The same is true of district leadership. They build rapport with the teachers and campus principals so everyone can work toward a common goal as a team. An edtech entrepreneur can do the same thing in a district by building trust and be transparent.
Build trust
Few people appreciate aggressive salespersons. You know the type. They’re the ones who monopolize the conversation while pointing out every product feature. They insist you need what they’re selling, and they rarely listen to what you do want.
Don’t be that person. Especially when you’re selling to district leadership. The administrators in these positions have extensive experience in education and little time to listen to another sales pitch.
Instead, build trust. There’s an old saying that no one cares how much you know until they know how much you care. If you can be that person, the one who cares deeply about the people you might be working with, you’re more likely to get the sale.
Sales at the district level are made when you’ve built trust and relationships. Listen for what the real issues are, and then help solve them. Honesty about what your edtech product can and cannot do will go a long way. No one expects your edtech tool to be the panacea for everything wrong in education.

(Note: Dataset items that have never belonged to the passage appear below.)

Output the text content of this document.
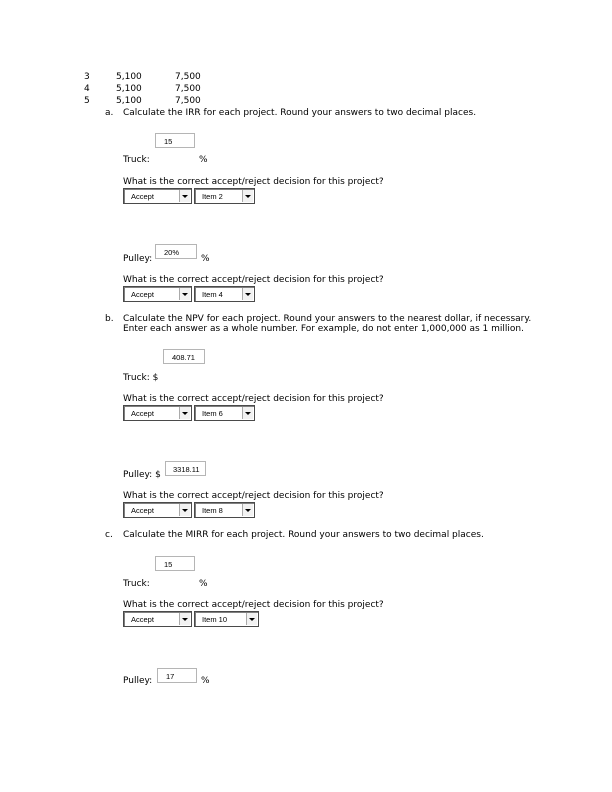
3	5,100	7,500
4	5,100	7,500
5	5,100	7,500
a. Calculate the IRR for each project. Round your answers to two decimal places.
15
Truck:	%
What is the correct accept/reject decision for this project?
Accept	Item 2
20%
Pulley:	%
What is the correct accept/reject decision for this project?
Accept	Item 4
b. Calculate the NPV for each project. Round your answers to the nearest dollar, if necessary.
Enter each answer as a whole number. For example, do not enter 1,000,000 as 1 million.
408.71
Truck: $
What is the correct accept/reject decision for this project?
Accept	Item 6
3318.11
Pulley: $
What is the correct accept/reject decision for this project?
Accept	Item 8
c. Calculate the MIRR for each project. Round your answers to two decimal places.
15
Truck:	%
What is the correct accept/reject decision for this project?
Accept	Item 10
17
Pulley:	%
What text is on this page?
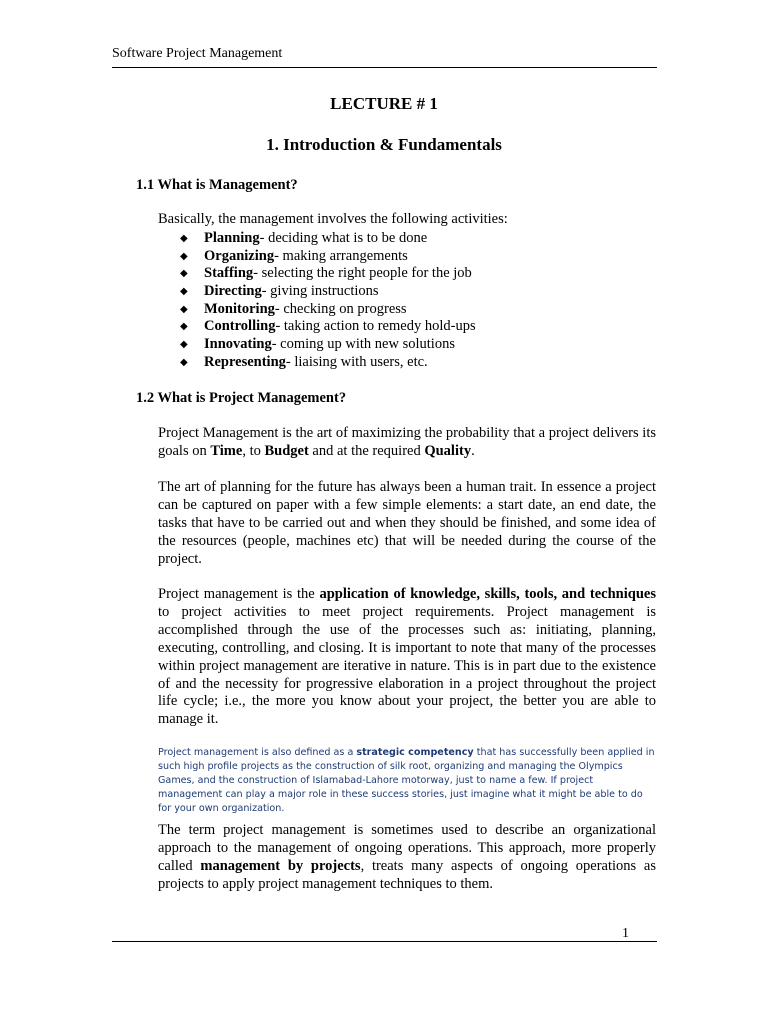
Software Project Management
LECTURE # 1
1. Introduction & Fundamentals
1.1 What is Management?
Basically, the management involves the following activities:
◆ Planning- deciding what is to be done
◆ Organizing- making arrangements
◆ Staffing- selecting the right people for the job
◆ Directing- giving instructions
◆ Monitoring- checking on progress
◆ Controlling- taking action to remedy hold-ups
◆ Innovating- coming up with new solutions
◆ Representing- liaising with users, etc.
1.2 What is Project Management?

Project Management is the art of maximizing the probability that a project delivers its goals on Time, to Budget and at the required Quality.

The art of planning for the future has always been a human trait. In essence a project can be captured on paper with a few simple elements: a start date, an end date, the tasks that have to be carried out and when they should be finished, and some idea of the resources (people, machines etc) that will be needed during the course of the project.

Project management is the application of knowledge, skills, tools, and techniques to project activities to meet project requirements. Project management is accomplished through the use of the processes such as: initiating, planning, executing, controlling, and closing. It is important to note that many of the processes within project management are iterative in nature. This is in part due to the existence of and the necessity for progressive elaboration in a project throughout the project life cycle; i.e., the more you know about your project, the better you are able to manage it.

Project management is also defined as a strategic competency that has successfully been applied in such high profile projects as the construction of silk root, organizing and managing the Olympics Games, and the construction of Islamabad-Lahore motorway, just to name a few. If project management can play a major role in these success stories, just imagine what it might be able to do for your own organization.

The term project management is sometimes used to describe an organizational approach to the management of ongoing operations. This approach, more properly called management by projects, treats many aspects of ongoing operations as projects to apply project management techniques to them.

1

However, if you can solve one thing, that’s a step in the right direction.
Allow for transparency
District leadership will want to know about you and the product you’re offering. By being transparent about yourself and your edtech solution, you’ll make it easy for district leadership to say yes.
Be ready with these items:
· A flyer that highlights at a glance the most important product features
· An outline that clearly spells out what a purchase contract includes, such as software, hardware, tech support, and professional development.
· A simple contract in easy-to-understand language
· Contact information for tech support and for you
It’s okay to be human. In fact, it’s preferred. Glitches will happen. Talk about how you’d solve them when they do.
It’s all about scale
Selling your edtech product to a district depends on your ability to scale up. You’ve got to be able to go big and do it fast. The one thing that can choke getting that district-wide sales contract is the inability to scale up.
Before meeting with district leaders, know how you will deploy your product across multiple sites, with thousands, and even tens of thousands of users. In some districts, you may even be looking at hundreds of thousands of users.
As overwhelming as that may seem, it doesn’t have to be, especially if you keep strategies like these in mind:
· Collaborate with others: investors, partners, employees, consumers.
· Design your product for teachers.
· Keep it simple so you can be flexible.
You’ll make that sale to district leadership.